CORNWALL – A consultant says governance of the Cornwall Regional Airport and its operational performance are “for the most part absent” and the facility is at long term risk.
The sobering details from Raymond Chabot Grant Thornton LLP are contained in a 73 page report to be delivered to a joint meeting of South Glengarry and Cornwall councils tonight (Tuesday).
On the sidelines, there’s been an ongoing squabble between the two municipalities over paying for the airport, on Airport Road, north of Summerstown.
An agreement from 1984 has an 85-15 per cent split between Cornwall and South Glengarry, with the township capped at $10,000. With the cap in place, Cornwall’s share had increased to around 92-93 per cent. While South Glengarry removed the cap in September 2015 as a sign of good faith bargaining, a new deal hasn’t been reached.

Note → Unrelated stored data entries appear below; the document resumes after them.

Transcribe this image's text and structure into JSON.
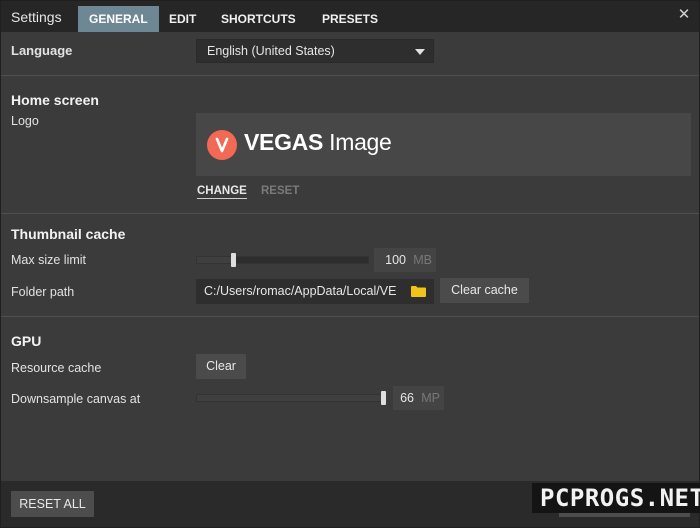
{
  "window": {
    "title": "Settings",
    "close_icon": "close-icon"
  },
  "tabs": [
    {
      "label": "GENERAL",
      "active": true
    },
    {
      "label": "EDIT",
      "active": false
    },
    {
      "label": "SHORTCUTS",
      "active": false
    },
    {
      "label": "PRESETS",
      "active": false
    }
  ],
  "language": {
    "label": "Language",
    "value": "English (United States)"
  },
  "home_screen": {
    "heading": "Home screen",
    "logo_label": "Logo",
    "logo_brand": "VEGAS",
    "logo_product": " Image",
    "change_label": "CHANGE",
    "reset_label": "RESET"
  },
  "thumbnail_cache": {
    "heading": "Thumbnail cache",
    "max_size_label": "Max size limit",
    "max_size_value": "100",
    "max_size_unit": "MB",
    "max_size_level": 0.2,
    "folder_label": "Folder path",
    "folder_value": "C:/Users/romac/AppData/Local/VE",
    "folder_icon": "folder-icon",
    "clear_cache_label": "Clear cache"
  },
  "gpu": {
    "heading": "GPU",
    "resource_cache_label": "Resource cache",
    "clear_label": "Clear",
    "downsample_label": "Downsample canvas at",
    "downsample_value": "66",
    "downsample_unit": "MP",
    "downsample_level": 1.0
  },
  "footer": {
    "reset_all_label": "RESET ALL"
  },
  "watermark": {
    "text": "PCPROGS.NET"
  },
  "colors": {
    "active_tab": "#6e8794",
    "logo_accent": "#f26a55",
    "folder": "#f0c419"
  }
}
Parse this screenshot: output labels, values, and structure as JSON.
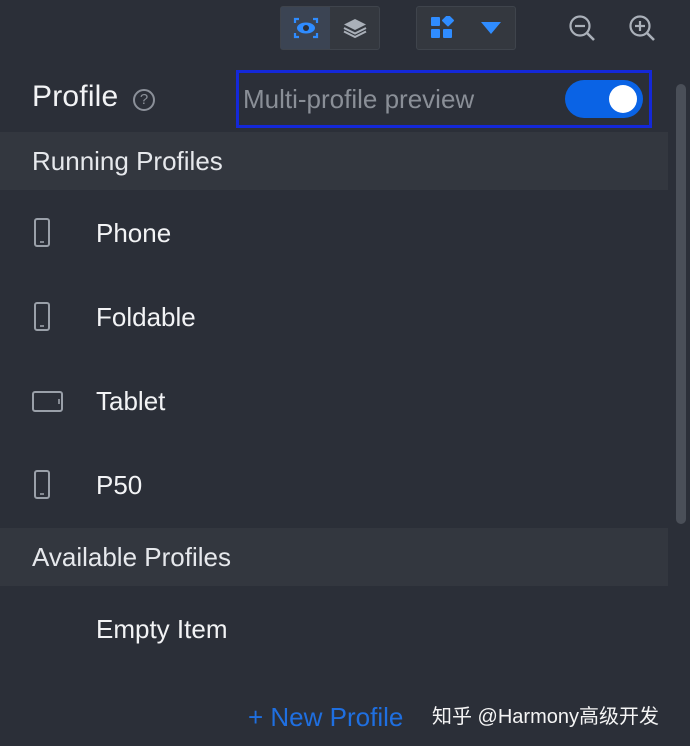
{
  "toolbar": {
    "view_group": [
      {
        "icon": "eye-scan-icon",
        "active": true
      },
      {
        "icon": "layers-icon",
        "active": false
      }
    ],
    "layout_group": [
      {
        "icon": "grid-blocks-icon"
      },
      {
        "icon": "triangle-down-icon"
      }
    ],
    "zoom_out_icon": "zoom-out-icon",
    "zoom_in_icon": "zoom-in-icon"
  },
  "header": {
    "title": "Profile",
    "help_symbol": "?",
    "multi_profile_label": "Multi-profile preview",
    "multi_profile_enabled": true
  },
  "running": {
    "section_title": "Running Profiles",
    "items": [
      {
        "label": "Phone",
        "icon": "phone-icon"
      },
      {
        "label": "Foldable",
        "icon": "phone-icon"
      },
      {
        "label": "Tablet",
        "icon": "tablet-icon"
      },
      {
        "label": "P50",
        "icon": "phone-icon"
      }
    ]
  },
  "available": {
    "section_title": "Available Profiles",
    "items": [
      {
        "label": "Empty Item"
      }
    ]
  },
  "actions": {
    "new_profile": "+ New Profile"
  },
  "watermark": "知乎 @Harmony高级开发",
  "colors": {
    "background": "#2b2f38",
    "section_bg": "#33373f",
    "accent": "#1f6fe0",
    "toggle_on": "#0a63e5",
    "focus_border": "#1428d8"
  }
}
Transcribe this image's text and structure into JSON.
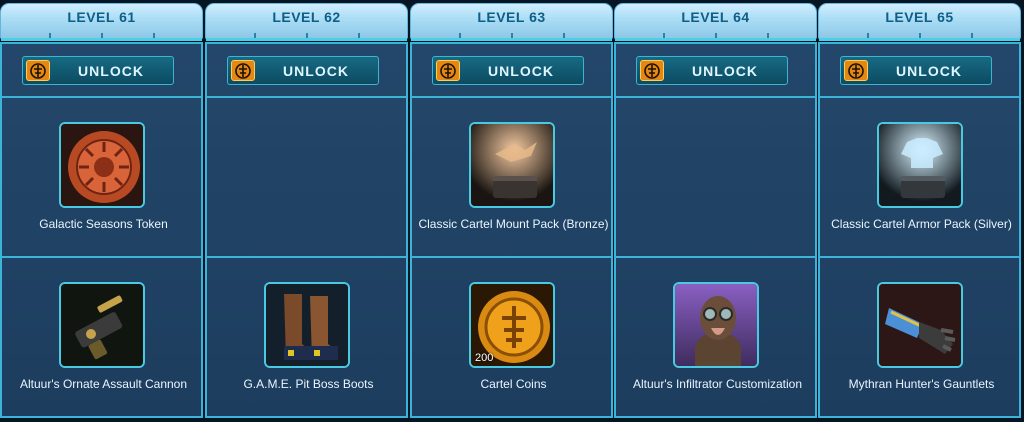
{
  "unlock_label": "UNLOCK",
  "columns": [
    {
      "level": "LEVEL 61",
      "items": [
        {
          "name": "Galactic Seasons Token",
          "icon": "seasons-token-icon"
        },
        {
          "name": "Altuur's Ornate Assault Cannon",
          "icon": "assault-cannon-icon"
        }
      ]
    },
    {
      "level": "LEVEL 62",
      "items": [
        null,
        {
          "name": "G.A.M.E. Pit Boss Boots",
          "icon": "boots-icon"
        }
      ]
    },
    {
      "level": "LEVEL 63",
      "items": [
        {
          "name": "Classic Cartel Mount Pack (Bronze)",
          "icon": "mount-pack-icon"
        },
        {
          "name": "Cartel Coins",
          "icon": "cartel-coins-icon",
          "qty": "200"
        }
      ]
    },
    {
      "level": "LEVEL 64",
      "items": [
        null,
        {
          "name": "Altuur's Infiltrator Customization",
          "icon": "infiltrator-customization-icon"
        }
      ]
    },
    {
      "level": "LEVEL 65",
      "items": [
        {
          "name": "Classic Cartel Armor Pack (Silver)",
          "icon": "armor-pack-icon"
        },
        {
          "name": "Mythran Hunter's Gauntlets",
          "icon": "gauntlets-icon"
        }
      ]
    }
  ]
}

As part of its recommendations, the consultant says the entire commission should be abolished and a new multi-municipality ownership group (Cornwall and six SD&G townships/municipality) should be in place. It also says the day-to-day operation of the airport should be handled by Cornwall’s economic development department.

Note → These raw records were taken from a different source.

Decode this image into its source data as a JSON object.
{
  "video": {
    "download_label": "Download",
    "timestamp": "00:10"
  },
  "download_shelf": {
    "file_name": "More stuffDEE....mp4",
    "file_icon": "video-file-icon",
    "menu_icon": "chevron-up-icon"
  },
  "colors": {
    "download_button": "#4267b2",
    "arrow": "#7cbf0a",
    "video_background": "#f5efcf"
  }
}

The consultant, hired to look at the long term viability of the airport, says the municipalities better not bank on recreational or corporate flier markets which “have seen an overall decline in the last 20 years and are predicted to remain depressed in the coming years.”

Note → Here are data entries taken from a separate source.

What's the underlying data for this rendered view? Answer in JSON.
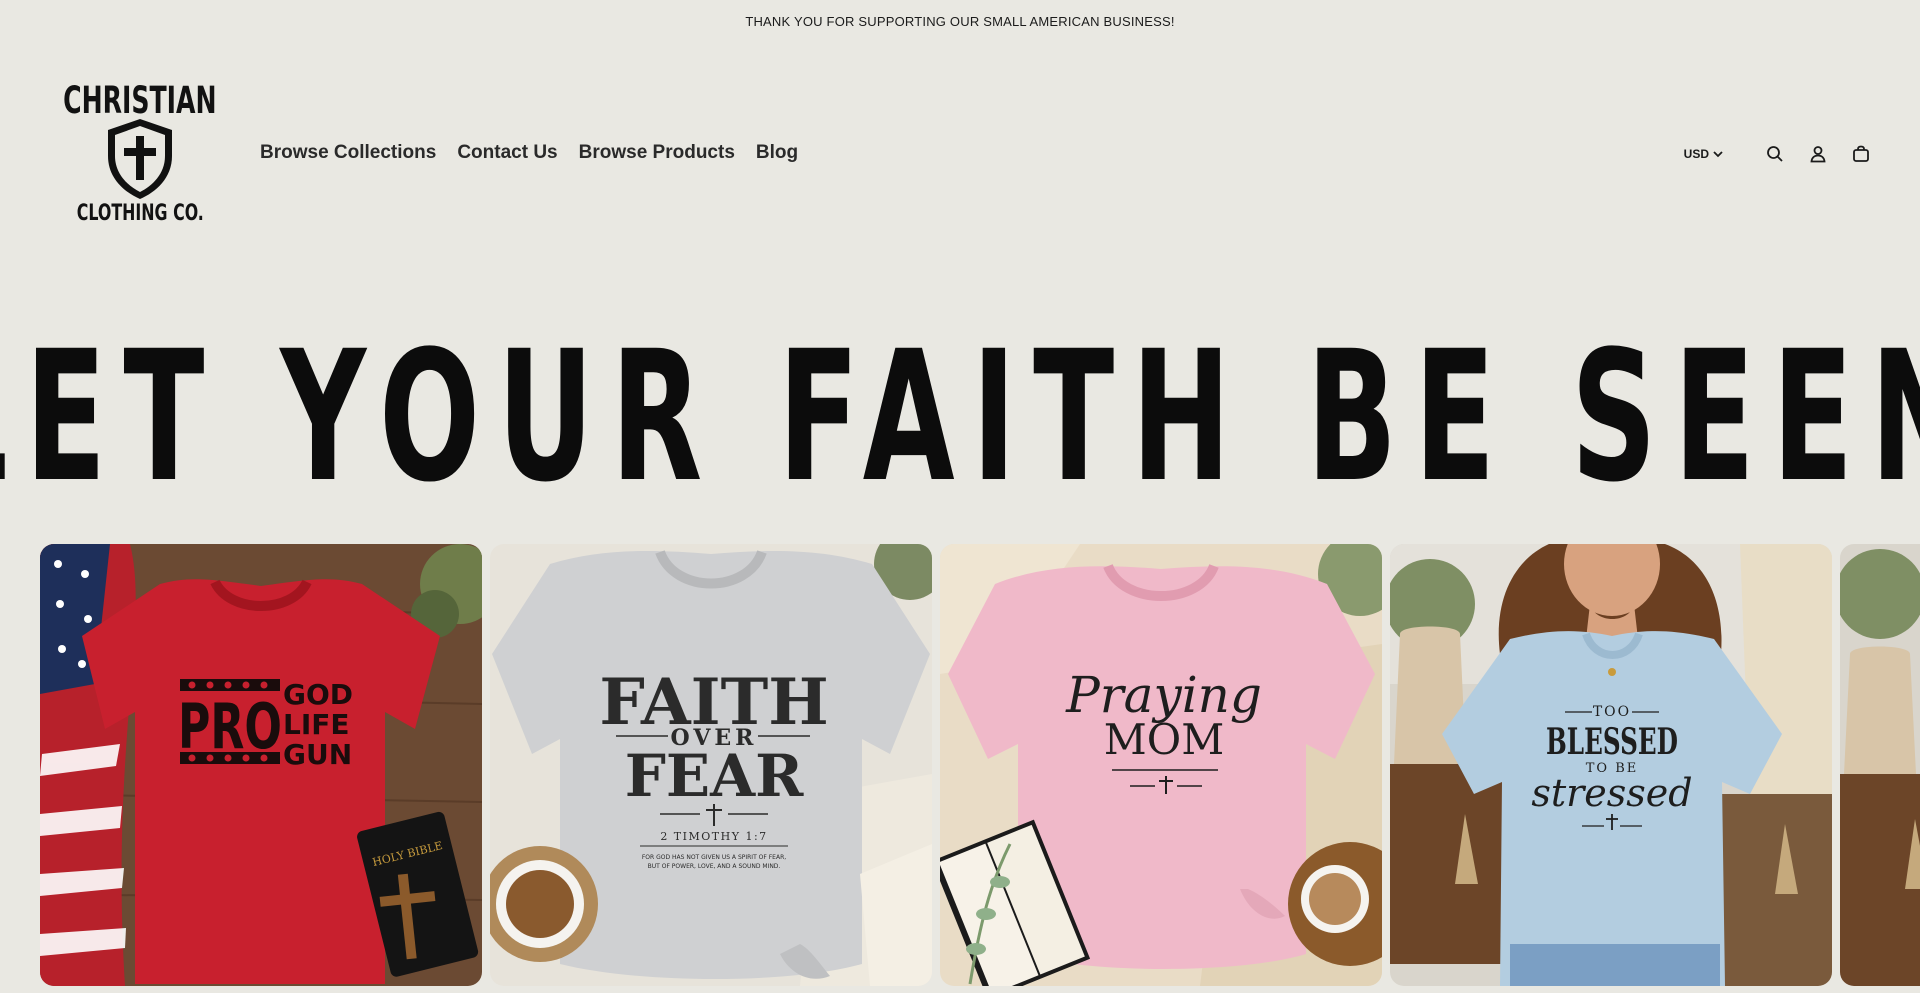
{
  "announcement": {
    "text": "THANK YOU FOR SUPPORTING OUR SMALL AMERICAN BUSINESS!"
  },
  "logo": {
    "line1": "CHRISTIAN",
    "line2": "CLOTHING CO."
  },
  "nav": {
    "items": [
      {
        "label": "Browse Collections"
      },
      {
        "label": "Contact Us"
      },
      {
        "label": "Browse Products"
      },
      {
        "label": "Blog"
      }
    ]
  },
  "header_tools": {
    "currency": "USD",
    "icons": [
      "search-icon",
      "account-icon",
      "cart-icon"
    ]
  },
  "hero": {
    "title": "LET YOUR FAITH BE SEEN"
  },
  "products": [
    {
      "shirt_color": "#c8202e",
      "bg_color": "#6b4a33",
      "design": {
        "big": "PRO",
        "lines": [
          "GOD",
          "LIFE",
          "GUN"
        ]
      },
      "prop_text": "HOLY BIBLE"
    },
    {
      "shirt_color": "#cfd0d2",
      "bg_color": "#e7e3da",
      "design": {
        "line1": "FAITH",
        "line2": "OVER",
        "line3": "FEAR",
        "ref": "2 TIMOTHY 1:7",
        "verse1": "FOR GOD HAS NOT GIVEN US A SPIRIT OF FEAR,",
        "verse2": "BUT OF POWER, LOVE, AND A SOUND MIND."
      }
    },
    {
      "shirt_color": "#f0b9c9",
      "bg_color": "#e9dcc6",
      "design": {
        "line1": "Praying",
        "line2": "MOM"
      }
    },
    {
      "shirt_color": "#b3cde0",
      "bg_color": "#d9d5cc",
      "design": {
        "line1": "TOO",
        "line2": "BLESSED",
        "line3": "TO BE",
        "line4": "stressed"
      }
    }
  ],
  "colors": {
    "background": "#e9e8e2",
    "text": "#121212"
  }
}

Instead, the airport commission needs to concentrate on nontraditional areas like commercial flight instruction, aircraft maintenance firms and agricultural flying, such as fertilizer and pesticide application.
That’s because the Cornwall-area faces competition from municipal airports in Carp, Smiths Falls and Brockville – all with more aggressive marketing, the report stated.
The consultant does add that the airport plays an “essential role” in emergency services such as air ambulance and police aerial enforcement. Medivac flights range from 4-15 landings a year with 44 landings between 2012 and 2016.
The consultant also says the airport needs to look at expanding its runway to 5,000 feet to “offer more possibilities in terms of aircraft access.” Right now, the airport has a 3,500 foot runway.
As for the financial aspects, there’s concern that municipal funding makes up nearly two-thirds of the airports revenue – higher than comparable airports. However that’s been coming down.
As well, expenses have been outpacing generated revenue from 2013-2015, resulting in Cornwall and South Glengarry have to go to the taxpayer (a 13 per cent increase in municipal funding from 2013-2015).
The study notes that revenue increased 50 per cent last year while expenses went up 6 per cent and a new revenue source came online this year with jet fuel sales.
The Cornwall Regional Airport, north of Summerstown, is 42 years old.
The joint council meeting starts at 6 p.m. in Salon B at the Cornwall Civic Complex.